In a heated start to talks in Bonn, G77 + China group accuses co-chairs of producing an unbalanced working document
By Megan Darby
Negotiators will make “surgical insertions” to the text of a global climate deal on Monday, after developing countries rejected a slimmed-down draft.
The G77 + China group, which represents 134 poor and emerging economies, said the 20-page working document produced by UN officials was unbalanced.
Several of their priority concerns had been taken off the table, they said, demanding to re-introduce elements before going any further.
They promised to “exercise restraint” in adding proposals, according to a note by co-chairs Dan Reifsnyder and Ahmed Djoghlaf.
It was a last-minute change to the work plan as negotiators entered their last week of talks before this December’s Paris summit, at which a deal is to be finalised.
— Harjeet Singh (@harjeet11) October 18, 2015
The latest text removed or downplayed references to finance, adapting to and dealing with losses from the impacts of climate change, critics said.
Instead, it majored on developed world concerns about greenhouse gas emissions.
Harjeet Singh, climate expert at Action Aid, described it as “lopsided” and “more speaking to the interests of the US and other developed countries”.
He called for stronger wording on loss and damage, in particular. “Solidarity” towards victims of climate impacts was not enough and developed countries should accept an “obligation” to help, Singh argued.
Doreen Stabinsky, professor of global environmental politics at College of the Atlantic, blogged: “The text looks like it could have been written by the US. I wonder why.”
That appeared to be a dig at Reifsnyder, one of the two lead officials, who comes from the US Department of State.
At a Climate Action Network briefing from Bonn, experts were less cynical.
“I don’t think it is a US conspiracy,” said E3G’s Liz Gallagher, pointing out the EU also had some issues with the latest draft.
“The co-chairs have transformed the text. They have put it on a radical diet and given it a makeover, but it needs work… The whittling down of the text was never going to be an easy process. The stakes are high.”
The document is unlikely to balloon to its previous size of 80+ pages, added Saleemul Huq of the International Centre for Climate Change and Development.

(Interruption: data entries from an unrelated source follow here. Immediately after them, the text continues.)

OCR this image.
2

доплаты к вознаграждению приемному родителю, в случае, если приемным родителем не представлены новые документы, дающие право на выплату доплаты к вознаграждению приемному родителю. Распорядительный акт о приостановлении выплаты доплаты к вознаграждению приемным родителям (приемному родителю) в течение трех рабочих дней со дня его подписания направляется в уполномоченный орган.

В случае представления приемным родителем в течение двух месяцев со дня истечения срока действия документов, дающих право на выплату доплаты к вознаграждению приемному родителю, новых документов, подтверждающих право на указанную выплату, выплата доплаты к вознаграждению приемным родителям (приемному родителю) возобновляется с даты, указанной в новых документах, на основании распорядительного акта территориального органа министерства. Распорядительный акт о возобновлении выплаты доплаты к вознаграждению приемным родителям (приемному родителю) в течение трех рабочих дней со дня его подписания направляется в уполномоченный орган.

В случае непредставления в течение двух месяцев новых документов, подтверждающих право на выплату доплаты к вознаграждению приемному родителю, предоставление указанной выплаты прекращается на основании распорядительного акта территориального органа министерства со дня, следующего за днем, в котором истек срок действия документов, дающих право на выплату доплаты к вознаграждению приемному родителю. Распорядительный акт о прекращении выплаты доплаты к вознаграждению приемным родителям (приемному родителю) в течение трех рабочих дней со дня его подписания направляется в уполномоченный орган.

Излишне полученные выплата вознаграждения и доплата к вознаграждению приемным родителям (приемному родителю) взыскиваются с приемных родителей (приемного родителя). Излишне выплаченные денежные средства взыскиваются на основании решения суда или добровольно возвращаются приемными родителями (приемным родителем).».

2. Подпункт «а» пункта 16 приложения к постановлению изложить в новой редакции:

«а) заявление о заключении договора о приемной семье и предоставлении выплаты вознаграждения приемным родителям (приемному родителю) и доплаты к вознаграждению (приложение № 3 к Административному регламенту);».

He expected blocs to be focused with their entries, perhaps reinserting 5-10 pages. “I am pretty sure there will be only key elements coming forward.”
— Mattias Söderberg (@Mattias_S) October 19, 2015
Negotiators were urged not to let the stark disagreements tear talks apart, in a repeat of the failed 2009 Copenhagen summit.
Manuel Pulgar Vidal, Peruvian environment minister and host of last year’s Lima conference, addressed the plenary by video link.
“Let me be clear,” he said. “We have 2 options… the first is throw to the waste basket what we have in front of us… but all of us know if we do that we will suffer what we suffered in 2009.
“The second is to work constructively to get a firm, ambitious and pragmatic outcome.”
France chief climate diplomat Laurence Tubiana, responded: “I think we can reassure him [Pulgar Vidal] the second option is what we will do today.”